По странному капризу истории этот почти забытый композитор нашел своего продолжателя в лице Прокофьева, композитора с много более широким диапазоном, силой выражения, во всеоружии современных средств. Такие балеты, как «Шут» и «Стальной скок», его фортепианные «Сарказмы», «Мимолетности» и даже оперная его техника вплоть до «Войны и мира» по остро очерченным интонациям, по четкости упрощенного и жесткого рисунка, близкого к гравюре или офорту, – родственны Даргомыжскому.

* * *

Мусоргский и Чайковский – антиподы. Они были и лично в антагонизме и не любили друг друга. Оба жили в одно и то же время, но столь различно его пережили. Если сравнить страшный портрет Мусоргского, написанный Репиным за несколько дней до смерти композитора, с любым из портретов Чайковского – какой контраст! Между тем мы знаем, что жизнь Чайковского была совсем не так уж благополучна, какой она кажется по внешнему, весьма благопристойному его облику, по образу его жизни и по методичному и упорядоченному строю его мыслей. Но Чайковский умел по-своему бороться с жизнью и со своей судьбой. Его безразличное отношение к внешнему миру, ко всему, что было вне его личного опыта, постоянная, упорная сосредоточенность исключительно на самом себе создали для него удушливое состояние одиночества. У Мусоргского было обратное, у него не было внутренней борьбы с самим собой. Его драма была не личной, а в столкновении с миром, с людьми, с обществом. Мусоргский был новатором по самому существу своей натуры. Ему нужно было изменить самый порядок идей и вещей в мире и установить новую связь между искусством и людьми. Чайковскому же всякая идея «новаторства» была антипатична и чужда. Чайковскому ничего не нужно было менять в мире, ни в области социальной, ни в духовной или эстетической, кроме линии своей личной судьбы. В сущности, его идеал – полное обывательское благополучие. Его меланхолия – чисто личного порядка, плод его острого эмоционального субъективизма, одиночества и оторванности от мира. И если он поднимается в своем творчестве до трагического пессимизма, то только в силу своего огромного творческого темперамента, который возвышает его над самим собой и преображает личную психологию, поднимая ее на уровень возвышенных идей и общечеловеческих чувств. Техника Чайковского всегда академична и всецело подчинена существовавшим в его время общим формальным правилам. Прочно установленные принципы ремесла держали его неукротимый темперамент в постоянном подчинении и служили для него средством самозащиты от себя самого. Для него важна не реальность, а лишь его личные ощущения. «Онегин» Чайковского уже не пушкинский. Здесь не живая и органическая связь с Пушкиным, как у Глинки, а только воспоминание о Пушкине сквозь призму [18]80-х годов [*]*
  Ошибка Лурье. Лирические сцены «Евгений Онегин» были написаны Чайковским в 1877–1878 гг.


[Закрыть]
. И если «Онегин» Пушкина кажется нам сыном Байрона, то у Чайковского они даже не в родстве. Создавая своего «Онегина», Чайковский словно бежит от своего времени в прошлое, поэтому эта опера, может быть, одно из самых светлых и «очищенных» его произведений. Она не насыщена пессимизмом и страстным изнеможением, как большая часть его музыки.

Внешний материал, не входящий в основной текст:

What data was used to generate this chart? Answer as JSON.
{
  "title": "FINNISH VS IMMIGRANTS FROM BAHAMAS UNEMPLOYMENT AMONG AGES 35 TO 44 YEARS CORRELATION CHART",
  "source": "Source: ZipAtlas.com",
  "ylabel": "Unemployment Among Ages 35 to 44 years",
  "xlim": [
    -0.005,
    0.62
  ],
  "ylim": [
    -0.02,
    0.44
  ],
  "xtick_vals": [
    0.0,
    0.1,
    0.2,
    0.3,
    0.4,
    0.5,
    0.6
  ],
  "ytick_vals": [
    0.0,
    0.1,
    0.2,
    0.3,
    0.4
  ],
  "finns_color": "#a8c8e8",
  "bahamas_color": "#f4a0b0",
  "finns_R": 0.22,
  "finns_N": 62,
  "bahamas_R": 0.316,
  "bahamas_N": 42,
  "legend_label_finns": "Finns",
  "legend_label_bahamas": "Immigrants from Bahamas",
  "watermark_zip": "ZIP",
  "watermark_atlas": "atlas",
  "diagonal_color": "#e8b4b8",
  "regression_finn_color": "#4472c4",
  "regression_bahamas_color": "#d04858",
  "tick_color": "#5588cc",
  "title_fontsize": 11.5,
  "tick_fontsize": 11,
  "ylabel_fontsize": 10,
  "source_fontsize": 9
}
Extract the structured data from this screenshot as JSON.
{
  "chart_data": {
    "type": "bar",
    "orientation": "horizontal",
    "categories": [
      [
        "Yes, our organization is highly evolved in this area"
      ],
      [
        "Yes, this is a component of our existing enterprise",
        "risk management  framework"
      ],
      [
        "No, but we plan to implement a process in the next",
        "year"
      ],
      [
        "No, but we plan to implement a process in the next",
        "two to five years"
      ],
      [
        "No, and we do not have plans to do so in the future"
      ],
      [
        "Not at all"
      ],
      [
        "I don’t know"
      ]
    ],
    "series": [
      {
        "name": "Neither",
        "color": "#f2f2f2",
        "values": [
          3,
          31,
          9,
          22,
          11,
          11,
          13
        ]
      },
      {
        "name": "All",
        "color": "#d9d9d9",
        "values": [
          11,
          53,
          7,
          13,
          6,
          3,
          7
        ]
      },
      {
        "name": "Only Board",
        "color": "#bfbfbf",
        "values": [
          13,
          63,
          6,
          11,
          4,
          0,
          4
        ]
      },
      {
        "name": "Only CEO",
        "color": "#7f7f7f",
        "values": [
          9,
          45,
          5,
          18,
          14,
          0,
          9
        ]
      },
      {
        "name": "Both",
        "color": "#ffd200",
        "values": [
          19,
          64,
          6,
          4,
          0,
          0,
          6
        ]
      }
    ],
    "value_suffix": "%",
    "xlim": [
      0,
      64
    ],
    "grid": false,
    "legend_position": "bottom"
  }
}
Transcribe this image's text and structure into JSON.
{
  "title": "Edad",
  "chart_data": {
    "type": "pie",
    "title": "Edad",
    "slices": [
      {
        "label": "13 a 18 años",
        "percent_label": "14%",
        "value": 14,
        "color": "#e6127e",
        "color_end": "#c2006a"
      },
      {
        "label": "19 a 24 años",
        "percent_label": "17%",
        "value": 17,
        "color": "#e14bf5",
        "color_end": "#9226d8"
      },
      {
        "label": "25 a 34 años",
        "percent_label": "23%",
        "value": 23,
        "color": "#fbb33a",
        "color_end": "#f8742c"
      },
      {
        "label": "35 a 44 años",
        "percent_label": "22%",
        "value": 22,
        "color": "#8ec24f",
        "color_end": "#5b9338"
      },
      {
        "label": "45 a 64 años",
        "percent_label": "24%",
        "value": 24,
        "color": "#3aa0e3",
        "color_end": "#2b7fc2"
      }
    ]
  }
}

Чайковского влекла песенная сфера. Он отдал ей большую дань, написав ряд опер и множество романсов. Но, несмотря на количество и качество всего созданного им в этой области, его подлинная сфера – инструментальная. Чайковский был по преимуществу инструментальным композитором, создателем русского симфонизма, почти не существовавшего до него и в котором он стал мастером, не превзойденным до сих пор. Здесь основная сущность его творчества, в то время как Мусоргский был композитором оперным. Дело не в том, что Мусоргский почти не сочинял инструментальной музыки, а поглощен был песенной. Существенно, что Мусоргский создавал свои звуковые образы, объективируя их, выражая их в их собственной природе и независимо от себя самого; Чайковский же даже в песенной сфере всегда оставался лишь самим собой. И в театральных формах он создавал лишь иллюзию образа; поет в этих образах всегда сам Чайковский, надевая маску действующего лица. Вместо английского рожка или кларнета мы видим Лизу, Германна, Онегина, Татьяну; но голос слышен всегда все тот же, его собственный голос. У него редки живые образы и неличные интонации (няня в «Онегине»). Они удаются Чайковскому только тогда, когда он лично не взволнован текстом, когда слова его не «уносят». Даже в вокальных ансамблях почти всегда сохраняется тот же характер субъективной интонации. Только его хоры поражают тем, что являются для Чайковского выражением чего-то объективного: самой жизни, рока, обреченности [*]*
  Ср. с тем, что писал в 1961 г. о Чайковском Сувчинский:
  «Конечно, музыкальный гений Чайковского был достаточно ярким и могучим, чтобы увлекать его, – возможно, чаще, чем хотелось бы ему самому, – к порывам вдохновения и поискам чисто музыкального порядка. Но по большей части его искания сводились к находкам и открытиям второстепенной важности, почти не затрагивая общеэстетических проблем, в которых он не выходил за пределы прочно устоявшегося академизма, нимало не тревожась по поводу музыкальной формы или языка. <…> Несчастье Чайковского состояло в том, что мир его чувств и переживаний, его нервное жизнелюбие были самыми обыкновенными, заурядными, бедными в духовном отношении, совершенно не способными подняться над житейскими буднями; а между тем его жизнелюбие необычайно сильно ощущается во всей его жизни и творчестве. Но эти чувства и переживания были „как у всех“; и досадно, кроме того, что им непременно надо было „выплескиваться“ наружу, становиться, без каких бы то ни было препон, достоянием всех и каждого».
(СУВЧИНСКИЙ,1999: 397–398)

[Закрыть]
.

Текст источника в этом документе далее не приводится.